- Location: Paradise, Nevada
- First award: 19 July 2015
- Website: nbpa.com

= NBPA Players Awards =

The NBPA Players Awards was an American awards ceremony presented by the National Basketball Players Association (NBPA) honoring achievements in the National Basketball Association (NBA).

In an ongoing series of statements by various NBA players, a need was expressed for awards voted on by NBA players as a counterpoint to the "official" NBA awards, voted on by a panel of NBA print and broadcast media.

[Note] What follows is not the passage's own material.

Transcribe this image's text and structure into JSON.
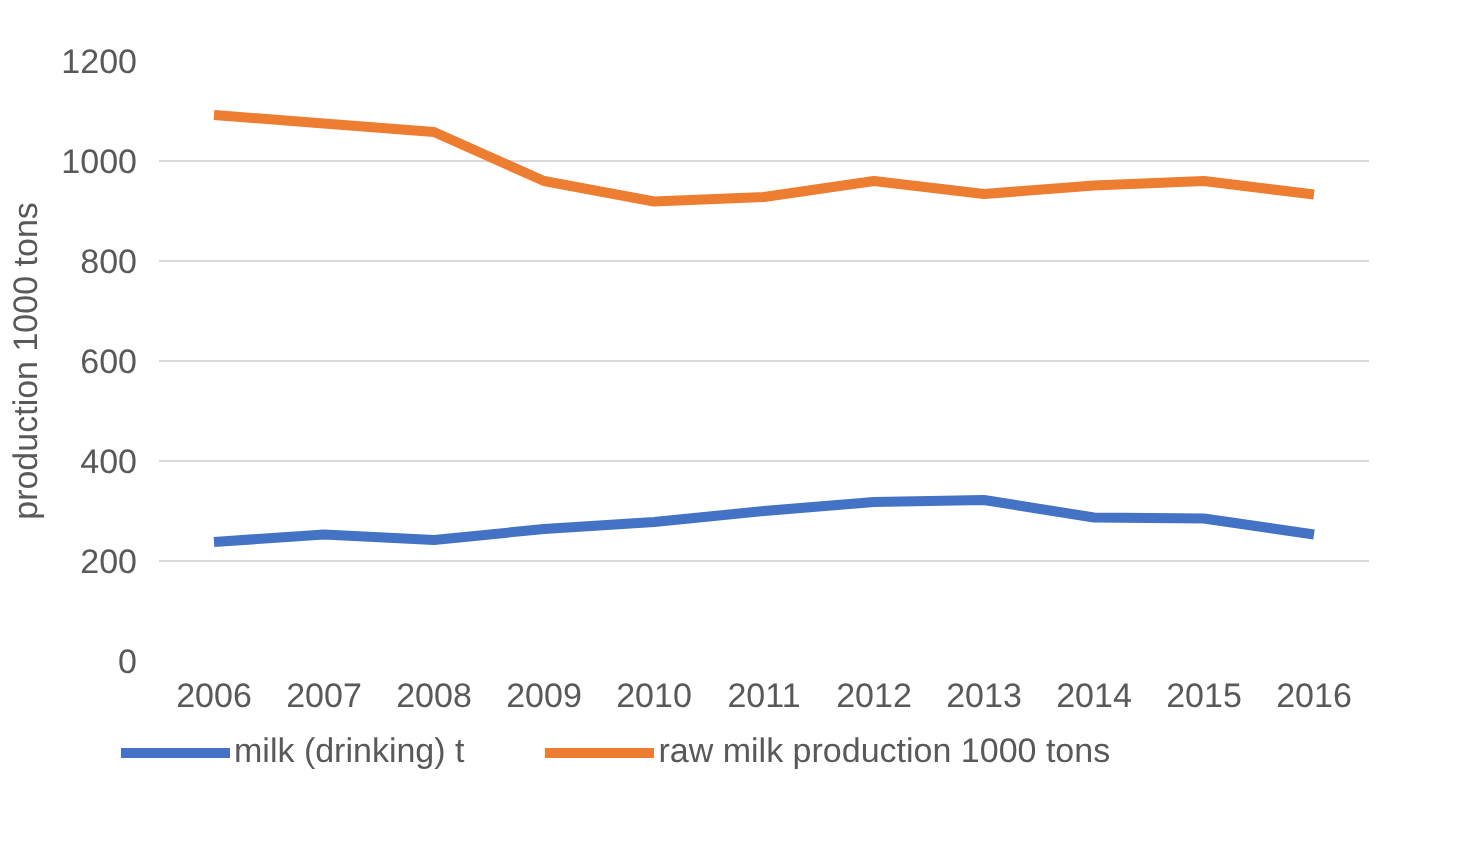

On 15 April 2015, Michele Roberts, the Executive Director of the NBPA issued a statement announcing "a peer recognition awards program ... at the request of the players. ... Our members want to recognize outstanding performance of their peers .... Later in that statement, Ms. Roberts pointed out that candidates were recommended in eight of ten categories with players having the option to write in a name in those eight categories. The vote for MVP was a write-in vote. Every active NBA player during the 2014-15 season voted privately by paper ballot which was sealed and submitted to the American Arbitration Association for tabulation before the end of the regular season.

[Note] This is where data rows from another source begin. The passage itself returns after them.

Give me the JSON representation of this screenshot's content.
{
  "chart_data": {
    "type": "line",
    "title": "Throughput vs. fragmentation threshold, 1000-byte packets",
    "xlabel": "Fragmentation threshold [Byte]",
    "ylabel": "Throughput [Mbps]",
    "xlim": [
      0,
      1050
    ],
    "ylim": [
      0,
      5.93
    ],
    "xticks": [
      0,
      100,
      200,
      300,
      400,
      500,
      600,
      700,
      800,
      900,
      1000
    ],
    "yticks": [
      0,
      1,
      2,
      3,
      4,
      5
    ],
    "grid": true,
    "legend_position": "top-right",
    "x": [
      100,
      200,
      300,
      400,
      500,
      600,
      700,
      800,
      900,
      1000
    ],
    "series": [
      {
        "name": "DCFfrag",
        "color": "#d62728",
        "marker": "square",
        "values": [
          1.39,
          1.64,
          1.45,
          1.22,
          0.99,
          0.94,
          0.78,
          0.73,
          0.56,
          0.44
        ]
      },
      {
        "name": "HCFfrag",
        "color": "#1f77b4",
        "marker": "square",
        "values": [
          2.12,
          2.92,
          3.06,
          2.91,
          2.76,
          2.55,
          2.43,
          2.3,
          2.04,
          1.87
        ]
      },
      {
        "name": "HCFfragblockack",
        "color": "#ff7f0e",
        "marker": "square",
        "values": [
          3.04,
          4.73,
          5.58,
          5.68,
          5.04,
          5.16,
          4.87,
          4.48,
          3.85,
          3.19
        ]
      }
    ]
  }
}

On 27 April 2015, NBA beat writers began to learn the inaugural categories for the Players Awards. In a later press release, the NBPA outlined the rationale behind the "Players' Awards."

Due to an overwhelming response from its members, the NBPA decided to launch the 1st Annual Players' Awards ... in Las Vegas, NV in July .... In the time honored tradition of identifying excellence through peer review forged by institutions such as the Emmy Awards, The Grammy Awards and The Academy Awards, the Players' Awards are voted on by the NBA's active players.

== Award categories ==
- Most Valuable Player
- Best Rookie
- Man of the Year
- Best Defender
- Global Impact Player
- Hardest to Guard
- Clutch Performer
- Coach You Would Want to Play For
- Best Home Court Advantage
- Player You Secretly Wish Was on Your Team
- Most Influential Veteran

== Award presentation ==

In a pair of press releases dated 20 June 2015 and 9 July 2015
, the NBPA announced BET Networks would record the inaugural awards presentation on Sunday, 19 July and edit for broadcast on the BET and Centric networks on the following Tuesday, 21 July at 8pm in the Eastern time zone. Both networks are controlled by BET Networks. The venue selected for the awards presentation was the Penn & Teller Theatre at the Rio All Suite Hotel and Casino off the Las Vegas Strip in Paradise, Nevada.